As with people, some dogs may be more neurologically prone to anxiety. But canine stress is often mistaken for mischief.

Get That Dog *On The Couch! Diagnosing And Treating Canine Anxiety

Pug in a blanket.

Ula Chrobak

A couple of week after I adopted my dog, Halle, I realized she had a problem. When left alone, she would pace, bark incessantly, and ignore any treats I left her in favor of chewing my belongings. When I returned, I’d find my border collie mix panting heavily with wide, fearful eyes. As frustrated as I was, though, I restrained the urge to scold her, realizing her destruction was born out of panic.

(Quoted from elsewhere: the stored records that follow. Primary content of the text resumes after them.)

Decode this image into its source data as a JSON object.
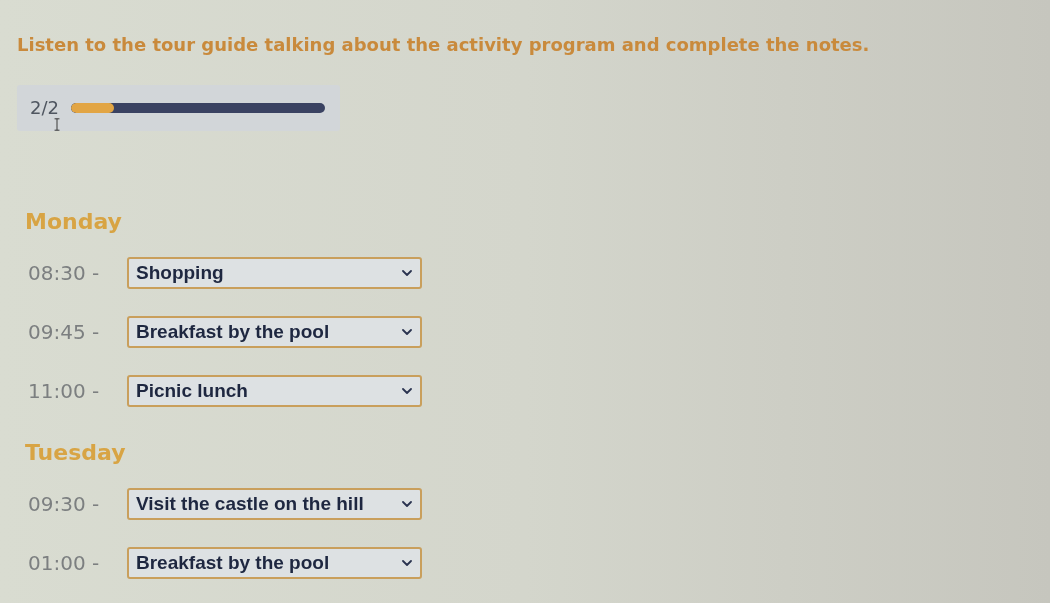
{
  "instruction": "Listen to the tour guide talking about the activity program and complete the notes.",
  "progress": {
    "counter": "2/2",
    "level": 0.17
  },
  "days": [
    {
      "day": "Monday",
      "items": [
        {
          "time": "08:30 -",
          "answer": "Shopping"
        },
        {
          "time": "09:45 -",
          "answer": "Breakfast by the pool"
        },
        {
          "time": "11:00 -",
          "answer": "Picnic lunch"
        }
      ]
    },
    {
      "day": "Tuesday",
      "items": [
        {
          "time": "09:30 -",
          "answer": "Visit the castle on the hill"
        },
        {
          "time": "01:00 -",
          "answer": "Breakfast by the pool"
        }
      ]
    }
  ]
}
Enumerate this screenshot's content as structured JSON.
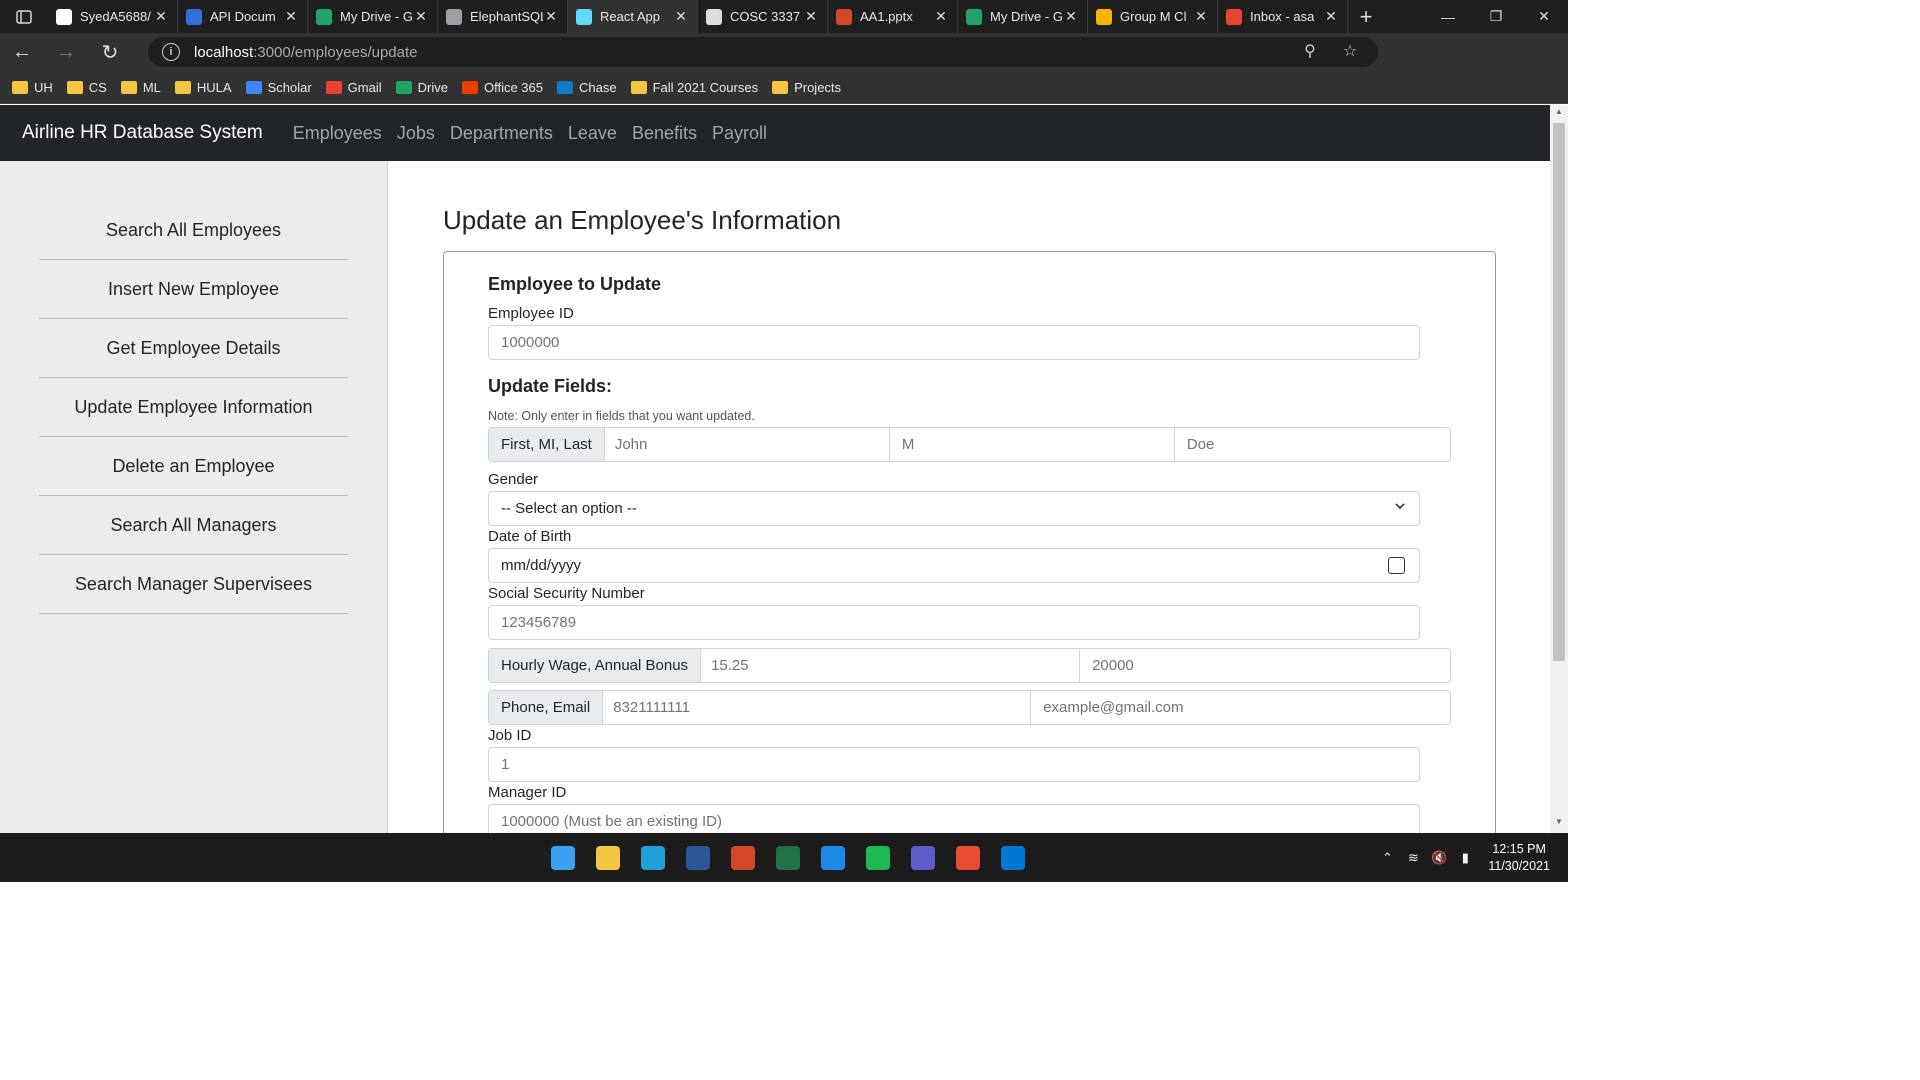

Halle’s behavior was a textbook illustration of separation anxiety. Distressed over being left alone, an otherwise perfectly mannered pup might chomp the couch, scratch doors, or relieve themselves on the floor. Problem behaviors like these tend to be interpreted as acts of willful defiance, but they often stem from intense emotions. Dogs, like humans, can act out of character when they are distressed. And, as with people, some dogs may be neurologically more prone to anxiety.

So concluded a recent brain imaging study, published in PLOS One, in which researchers performed resting-state functional magnetic resonance imaging on 25 canines that were deemed behaviorally “normal,” and 13 that had been diagnosed with anxiety, based on a behavioral evaluation. The scans revealed that anxious dogs had stronger connections between several of five brain regions that the researchers called the anxiety circuit: the amygdala, frontal lobe, hippocampus, mesencephalon, and thalamus.